If you had told anyone in 2011 that BlackBerry would no longer make smartphones in a decade’s time, they would have had a hard time believing you.
Fast forward to 2022 and the world is no longer full of Bolds, Pearls, and Classics with their full QWERTY keyboards. BlackBerry is now an enterprise security company.
The huge rise and devastating fall of one of the world’s most successful phone companies is set to be dramatised in a new film, according to Variety, which reported the movie has recently wrapped production and will star It’s Always Sunny in Philadelphia’s Glenn Howerton and Knocked Up’s Jay Baruchel.
Reportedly just called BlackBerry, the movie will depict the founding of Research In Motion (RIM), the Canadian company that made BlackBerry phones (and changed its name to BlackBerry in 2013), from the early 2000s through to its rapid sales decline as it failed to react to the advent of the iPhone and Android.
While not confirmed, it’s likely Howerton and Baruchel will play RIM’s co-founders Mike Lazaridis and Jim Balsillie. BlackBerry will co-star Carey Elwes, Saul Rubinek, and Rich Sommer and will be directed by Matt Johnson.

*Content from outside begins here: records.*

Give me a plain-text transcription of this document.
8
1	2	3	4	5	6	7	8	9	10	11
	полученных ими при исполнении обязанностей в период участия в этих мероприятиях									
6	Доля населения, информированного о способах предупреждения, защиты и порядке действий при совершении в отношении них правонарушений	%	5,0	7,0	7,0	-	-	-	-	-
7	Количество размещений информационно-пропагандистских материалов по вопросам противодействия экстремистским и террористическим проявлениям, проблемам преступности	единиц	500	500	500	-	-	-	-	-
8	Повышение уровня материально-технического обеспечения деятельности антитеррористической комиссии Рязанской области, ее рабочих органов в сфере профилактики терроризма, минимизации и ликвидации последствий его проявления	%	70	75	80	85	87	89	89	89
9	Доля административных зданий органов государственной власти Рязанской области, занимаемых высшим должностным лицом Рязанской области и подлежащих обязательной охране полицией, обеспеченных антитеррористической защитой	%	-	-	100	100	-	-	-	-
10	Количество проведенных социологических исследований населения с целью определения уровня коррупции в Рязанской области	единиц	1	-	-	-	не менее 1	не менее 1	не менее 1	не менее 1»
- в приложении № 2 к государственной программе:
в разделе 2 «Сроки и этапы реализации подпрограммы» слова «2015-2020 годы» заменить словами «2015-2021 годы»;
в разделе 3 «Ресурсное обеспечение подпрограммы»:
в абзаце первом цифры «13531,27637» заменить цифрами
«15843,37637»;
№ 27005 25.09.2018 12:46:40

Even though the first full touchscreen iPhone was launched in 2007, BlackBerry had its most profitable year by revenue in 2011 when it netted $19.9 billion. This was its height even three years after the ill-fated BlackBerry Storm, which in 2008 was the company’s attempt to mimic the iPhone – but the Storm had a weird button-like click to its capacitive touchscreen and was a dreadful device that bombed.
RIM clung on thanks to the popularity of its QWERTY phones among consumers and celebrities like Kim Kardashian before releasing its last and phone, the Android BlackBerry Priv, in 2015.
In 2016, it licensed the BlackBerry name to TCL, who made the BlackBerry KeyOne, Key2, Motion, and Key2 LE, three of which were Android phones with QWERTY keyboard, but even that relationship is now over. A mooted 5G BlackBerry made by start-up Onward Mobility was shelved after the company went bust.
We don’t suspect the BlackBerry film will go that far as it is based on the 2015 book Losing the Signal: The Untold Story Behind the Extraordinary Rise and Spectacular Fall of BlackBerry by Jacquie McNish and Sean Silcoff, both Canadian reporters. You can therefore expect juicy details of the company scaling unforeseen heights before seeing its empire crumble around it.
There’s no release date confirmed but expect the film in 2023 at the earliest.